1.3.3. Increase in virtual teams vs isolation of employees
A third contradiction concerns the increase in virtual teams/collaborations, which can paradoxically be accompanied by the isolation of employees. This also reflects the opposition between “collective work” and “a work collective” (or teamwork) (Caroly and Clot 2004).
Collaborative work platforms and corporate digital social networks are thus being deployed, which ultimately aim more at prescribing collaborations between employees than at supporting existing cooperations. Without this bias, the company seeks to optimize collective intelligence, transversality and decompartmentalization between departments and teams, which are the new spearheads of matrix and agile organizations (Barville et al. 2018; see Chapter 2 in this book).

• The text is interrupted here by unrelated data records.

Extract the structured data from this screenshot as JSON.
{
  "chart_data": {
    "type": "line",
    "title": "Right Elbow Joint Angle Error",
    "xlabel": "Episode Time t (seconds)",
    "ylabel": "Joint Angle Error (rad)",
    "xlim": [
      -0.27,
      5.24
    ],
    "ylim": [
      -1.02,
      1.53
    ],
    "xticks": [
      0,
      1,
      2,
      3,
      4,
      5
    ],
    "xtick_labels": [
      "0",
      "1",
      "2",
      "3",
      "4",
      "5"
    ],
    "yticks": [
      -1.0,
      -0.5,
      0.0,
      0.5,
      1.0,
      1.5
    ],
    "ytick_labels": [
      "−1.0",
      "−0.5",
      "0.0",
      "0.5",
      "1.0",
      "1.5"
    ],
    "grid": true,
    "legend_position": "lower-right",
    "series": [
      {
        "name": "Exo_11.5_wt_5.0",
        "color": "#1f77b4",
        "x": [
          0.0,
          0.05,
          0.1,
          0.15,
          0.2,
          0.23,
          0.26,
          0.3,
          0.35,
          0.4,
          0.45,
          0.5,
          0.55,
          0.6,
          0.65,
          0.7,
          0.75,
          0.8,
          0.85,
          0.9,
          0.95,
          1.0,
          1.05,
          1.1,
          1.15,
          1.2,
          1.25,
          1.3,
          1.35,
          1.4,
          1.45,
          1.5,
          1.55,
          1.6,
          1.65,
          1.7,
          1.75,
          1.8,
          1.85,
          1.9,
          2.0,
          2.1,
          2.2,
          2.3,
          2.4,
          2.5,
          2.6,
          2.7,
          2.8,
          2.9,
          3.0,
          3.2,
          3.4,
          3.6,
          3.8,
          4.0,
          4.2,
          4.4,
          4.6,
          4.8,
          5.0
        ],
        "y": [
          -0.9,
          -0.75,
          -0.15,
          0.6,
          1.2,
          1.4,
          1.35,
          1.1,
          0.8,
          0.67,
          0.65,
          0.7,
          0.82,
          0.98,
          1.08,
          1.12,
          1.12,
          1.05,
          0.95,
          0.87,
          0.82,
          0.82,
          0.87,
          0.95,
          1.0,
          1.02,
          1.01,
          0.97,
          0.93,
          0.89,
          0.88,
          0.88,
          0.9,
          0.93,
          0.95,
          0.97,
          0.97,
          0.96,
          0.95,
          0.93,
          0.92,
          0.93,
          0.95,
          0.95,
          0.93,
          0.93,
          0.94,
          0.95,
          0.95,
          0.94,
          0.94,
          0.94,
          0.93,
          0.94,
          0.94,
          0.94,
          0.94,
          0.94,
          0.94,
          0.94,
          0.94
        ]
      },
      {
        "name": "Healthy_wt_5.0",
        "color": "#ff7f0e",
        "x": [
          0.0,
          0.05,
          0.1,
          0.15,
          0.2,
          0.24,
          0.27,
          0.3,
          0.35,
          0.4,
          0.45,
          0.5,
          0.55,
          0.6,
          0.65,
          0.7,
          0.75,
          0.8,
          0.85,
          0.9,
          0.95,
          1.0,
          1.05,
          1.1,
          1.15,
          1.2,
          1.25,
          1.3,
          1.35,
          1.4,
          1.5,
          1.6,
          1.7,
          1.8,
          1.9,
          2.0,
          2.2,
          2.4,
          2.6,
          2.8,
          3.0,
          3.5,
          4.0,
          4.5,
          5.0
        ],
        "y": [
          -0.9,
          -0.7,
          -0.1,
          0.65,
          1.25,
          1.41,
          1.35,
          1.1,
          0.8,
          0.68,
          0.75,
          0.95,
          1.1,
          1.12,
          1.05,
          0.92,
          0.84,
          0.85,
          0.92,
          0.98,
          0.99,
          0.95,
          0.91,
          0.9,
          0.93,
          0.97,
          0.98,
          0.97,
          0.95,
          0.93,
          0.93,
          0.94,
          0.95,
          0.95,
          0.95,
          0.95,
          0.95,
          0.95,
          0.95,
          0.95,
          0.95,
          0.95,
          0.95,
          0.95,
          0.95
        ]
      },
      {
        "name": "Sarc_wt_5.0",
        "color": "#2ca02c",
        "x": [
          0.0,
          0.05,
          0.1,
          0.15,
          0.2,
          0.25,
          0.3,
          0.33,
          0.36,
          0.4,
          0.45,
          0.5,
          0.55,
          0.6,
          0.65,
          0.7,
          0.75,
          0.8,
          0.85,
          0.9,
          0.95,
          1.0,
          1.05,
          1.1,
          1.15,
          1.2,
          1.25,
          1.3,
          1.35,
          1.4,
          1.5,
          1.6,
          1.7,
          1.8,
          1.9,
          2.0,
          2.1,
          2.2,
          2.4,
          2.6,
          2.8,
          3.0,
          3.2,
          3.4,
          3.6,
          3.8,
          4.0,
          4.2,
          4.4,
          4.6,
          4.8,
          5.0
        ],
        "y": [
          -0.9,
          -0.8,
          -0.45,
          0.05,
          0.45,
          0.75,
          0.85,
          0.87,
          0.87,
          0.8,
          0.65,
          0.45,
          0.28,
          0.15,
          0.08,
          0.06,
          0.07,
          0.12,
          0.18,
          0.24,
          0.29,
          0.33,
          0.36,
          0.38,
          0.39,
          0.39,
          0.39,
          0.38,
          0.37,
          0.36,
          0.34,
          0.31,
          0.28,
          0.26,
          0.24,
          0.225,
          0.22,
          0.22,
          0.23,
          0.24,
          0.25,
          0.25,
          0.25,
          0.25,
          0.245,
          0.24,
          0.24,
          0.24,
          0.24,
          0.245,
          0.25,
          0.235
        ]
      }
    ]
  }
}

The aim of these systems is to order or even impose special forms of cooperation between employees in order to increase exchanges and collaborative work remotely (Crouzat and Bobillier Chaumon 2017; see Chapter 14 in this book). However, by seeking to organize collective work – at the expense of collective work – these technical environments create artificial collectives (Crapeau 2001) composed of individuals opportunely linked according to the needs of the organization and projects. However, this does not in any way promote the feeling of belonging to a professional community, to a work collective, or teamwork.
It should be remembered that this working group is the indispensable framework for regulating work constraints. The collective refers to a community of actions and thoughts, essential in the relationship between the individual and the work situation (Lhuilier 2006). It creates a sense of belonging and identification with a professional community. The role of the collective is therefore essential, because it is both a resource and a support (psychological, cognitive, social, professional) for individual action and a “social shock absorber” for organizational pressures. The absence or decline of these groups is partly responsible for the suffering of employees who are then unable to manage the various risks of the activity and to cope with the demands of the organization.